I miss her. The sun filters through the kitchen and the autumn leaves store up sunlight like an old precious wine before they fall. Wine: I sip slowly at this bottle filled with life and sunshine, bottled sunshine they call it in Spain, sol embotellado, and I know that although I am alone, my friends are there, at the end of the telephone line. I can call them if I need them and anyway, they call me often or drop in once or twice a day to make sure I am okay. If I walk around the block or knock on their doors I know I will be greeted with warmth, an arm around the shoulder, the offer of a meal.
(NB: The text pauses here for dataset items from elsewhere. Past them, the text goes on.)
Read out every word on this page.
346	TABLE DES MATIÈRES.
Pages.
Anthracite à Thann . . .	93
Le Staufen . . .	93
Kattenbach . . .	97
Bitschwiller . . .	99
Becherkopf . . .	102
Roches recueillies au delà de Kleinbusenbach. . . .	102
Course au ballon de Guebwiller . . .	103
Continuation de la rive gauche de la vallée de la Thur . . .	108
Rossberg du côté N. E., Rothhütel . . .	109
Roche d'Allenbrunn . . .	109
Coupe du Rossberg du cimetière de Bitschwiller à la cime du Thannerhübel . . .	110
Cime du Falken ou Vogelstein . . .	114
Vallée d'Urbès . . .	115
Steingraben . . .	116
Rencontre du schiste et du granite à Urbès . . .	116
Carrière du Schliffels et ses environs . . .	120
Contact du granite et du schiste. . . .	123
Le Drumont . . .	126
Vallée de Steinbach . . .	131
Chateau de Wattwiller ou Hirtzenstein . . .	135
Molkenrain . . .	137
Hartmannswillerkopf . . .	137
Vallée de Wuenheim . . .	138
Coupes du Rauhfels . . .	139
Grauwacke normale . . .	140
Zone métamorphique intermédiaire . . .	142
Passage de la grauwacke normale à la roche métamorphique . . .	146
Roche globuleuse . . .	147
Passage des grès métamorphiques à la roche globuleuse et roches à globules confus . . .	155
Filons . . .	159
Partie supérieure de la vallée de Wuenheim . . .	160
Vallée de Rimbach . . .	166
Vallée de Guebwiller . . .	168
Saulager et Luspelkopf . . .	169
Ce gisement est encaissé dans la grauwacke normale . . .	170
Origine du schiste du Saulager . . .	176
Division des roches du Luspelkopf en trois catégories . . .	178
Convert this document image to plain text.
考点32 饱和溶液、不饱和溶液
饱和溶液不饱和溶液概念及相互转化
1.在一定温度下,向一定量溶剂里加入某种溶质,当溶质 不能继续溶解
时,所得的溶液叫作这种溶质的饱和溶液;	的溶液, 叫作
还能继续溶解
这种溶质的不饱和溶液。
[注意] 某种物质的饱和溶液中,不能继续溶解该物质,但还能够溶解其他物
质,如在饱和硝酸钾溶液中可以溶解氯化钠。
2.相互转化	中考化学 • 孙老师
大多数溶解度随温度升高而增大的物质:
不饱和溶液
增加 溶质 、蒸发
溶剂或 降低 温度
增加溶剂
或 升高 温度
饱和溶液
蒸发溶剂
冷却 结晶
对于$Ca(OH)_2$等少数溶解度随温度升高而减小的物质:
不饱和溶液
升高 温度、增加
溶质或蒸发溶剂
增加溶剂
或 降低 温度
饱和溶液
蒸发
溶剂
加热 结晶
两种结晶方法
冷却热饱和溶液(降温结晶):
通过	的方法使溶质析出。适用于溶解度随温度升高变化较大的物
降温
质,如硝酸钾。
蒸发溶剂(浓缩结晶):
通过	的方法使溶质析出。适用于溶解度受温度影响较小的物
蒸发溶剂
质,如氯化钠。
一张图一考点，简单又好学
Thanksgiving is near. I already have two invitations for dinner and another lady, much lonelier than I am, has offered to buy the Thanksgiving food, bring it round, and cook it for me. She will also clean up after wards and leave the house cleaner than when she arrived. Can you believe it? I get company, companionship, and no, they are not the same thing, a cooked meal, and a house clean all together. It’s like winning the lottery.

But really, I prefer this solitude, my adventures with the cat, my slow stroll, not through the autumn woods, but through the leaves of this book. I like exploring my own mind, linking myself now to the self I was when I first read these pages and yes, there have been crises, and there will always be crises, and this is not a crisis, not yet anyway.

I remember when I was in boarding school. First day back from the holidays, I would draw a railway engine, and a train track, and I would number the days until the holidays came around again. For the first few days, I would cross off each day. Then, one day, as the new routine took control of my mind, I would forget to do so and the days would all blend into each other.

The new routine: get up earlier than usual. Go down and feed the cat. Make sure the cat had water. Change the kitty litter and make sure that her litter box is clean. Hoover around the litter box and pick up all the spilled litter. Place used litter in the garbage. Put the cat garbage on one side ready for Monday morning when the garbage men come around. Finish with the cat. Wash hands carefully. Then wash them again.

Downstairs I go. I put the kettle on and debate what I shall have for breakfast. Tea or coffee? Cereal or eggs? Muffins or toast? Breakfast for one is so simple. I take the easy route. Green tea with honey, no milk, no sugar. Some yogurt. Some grapes.

I sip my tea and thumb the pages of Carl Jung’s book, The Undiscovered Self.  I love her and miss her so much, but I am glad she has gone. Her absence allows me to re-discover my own presence. I learn about myself once more. I remember who I am and what I am and how I survive when I am on my own, abandoned, set adrift to fend for myself.

I get up from the breakfast table, look around the house, and find my Teddy Bear. The cat will not come near me, so Teddy it is. I set him on the table next to me and tell him all my news. Then I tell him what is happening on the news. Together, we sit and wait for the phone to ring. If she doesn’t call soon, I’ll call her myself. But not yet, not just yet: I’m still discovering my undiscovered self.